A good example of this can be found by tracking the per chip cost of memory. For a given technology, the price will start high, and as more factories come on line, it drops, then as the next level of tech comes on line, the old tech will rise again.

I would expect that inverters will follow a similar path, possibly not following it quite as hard due to the transformer costs. (Transformers are very well established technology)

That said, some of the design efficiencies will take longer to establish.

A: Houses purpose built with room for 3-10 kW of solar cells, so that installation is trivial.

B: Standardization of mounting systems so that houses are built with standard mounting points, and conduit for wires in place.

C: Code reform that all new housing must have power isolation built in. This is MUCH cheaper to put in when the service is installed rather than as a retrofit.

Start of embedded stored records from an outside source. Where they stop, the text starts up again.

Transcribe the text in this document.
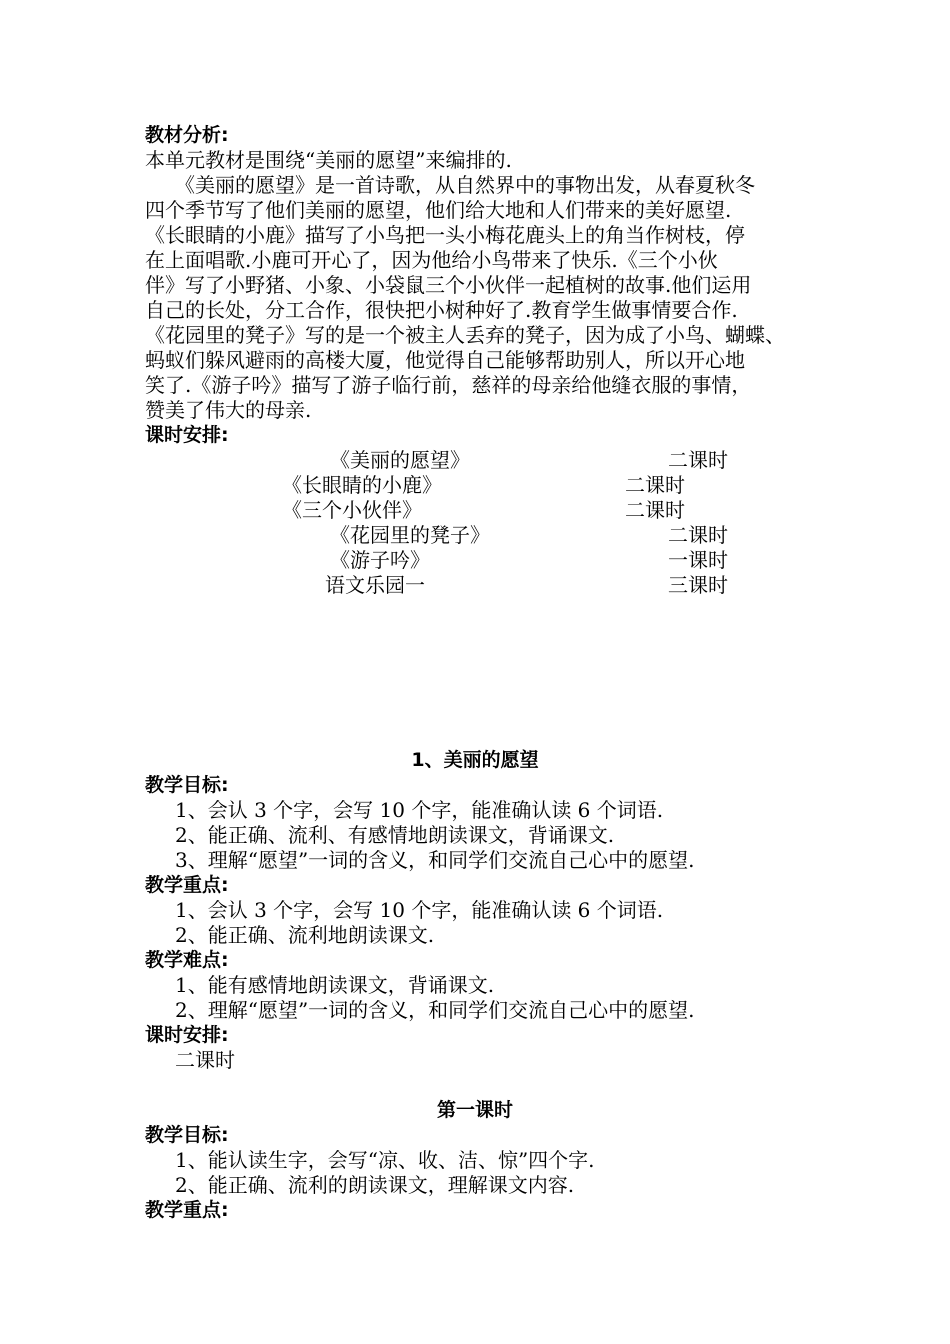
教材分析:
本单元教材是围绕“美丽的愿望”来编排的.
《美丽的愿望》是一首诗歌，从自然界中的事物出发，从春夏秋冬
四个季节写了他们美丽的愿望，他们给大地和人们带来的美好愿望.
《长眼睛的小鹿》描写了小鸟把一头小梅花鹿头上的角当作树枝，停
在上面唱歌.小鹿可开心了，因为他给小鸟带来了快乐.《三个小伙
伴》写了小野猪、小象、小袋鼠三个小伙伴一起植树的故事.他们运用
自己的长处，分工合作，很快把小树种好了.教育学生做事情要合作.
《花园里的凳子》写的是一个被主人丢弃的凳子，因为成了小鸟、蝴蝶、
蚂蚁们躲风避雨的高楼大厦，他觉得自己能够帮助别人，所以开心地
笑了.《游子吟》描写了游子临行前，慈祥的母亲给他缝衣服的事情，
赞美了伟大的母亲.
课时安排:
《美丽的愿望》	二课时
《长眼睛的小鹿》	二课时
《三个小伙伴》	二课时
《花园里的凳子》	二课时
《游子吟》	一课时
语文乐园一	三课时
1、美丽的愿望
教学目标:
1、会认 3 个字，会写 10 个字，能准确认读 6 个词语.
2、能正确、流利、有感情地朗读课文，背诵课文.
3、理解“愿望”一词的含义，和同学们交流自己心中的愿望.
教学重点:
1、会认 3 个字，会写 10 个字，能准确认读 6 个词语.
2、能正确、流利地朗读课文.
教学难点:
1、能有感情地朗读课文，背诵课文.
2、理解“愿望”一词的含义，和同学们交流自己心中的愿望.
课时安排:
二课时
第一课时
教学目标:
1、能认读生字，会写“凉、收、洁、惊”四个字.
2、能正确、流利的朗读课文，理解课文内容.
教学重点:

D: Standards for communication so that inverters can be mixed and matched at will.

These factors alone could cut the installation costs of PV substantially.

One change we are already seeing is the modularization of inverters. The inverter is sized to handle some small number of panels. So you may put up 12 panels and have 4 inverters. They have a single lead that keeps them all in sync. This makes it easy to replace one that goes bad.

The next big drop will be the permission to do it yourself with a single electrical inspection. PV isn't rocket science. Anyone who is comfortable wiring their bathroom should be able to do it. Not covered in the how-to books, nor the Alberta Electrical Code Simplified just yet.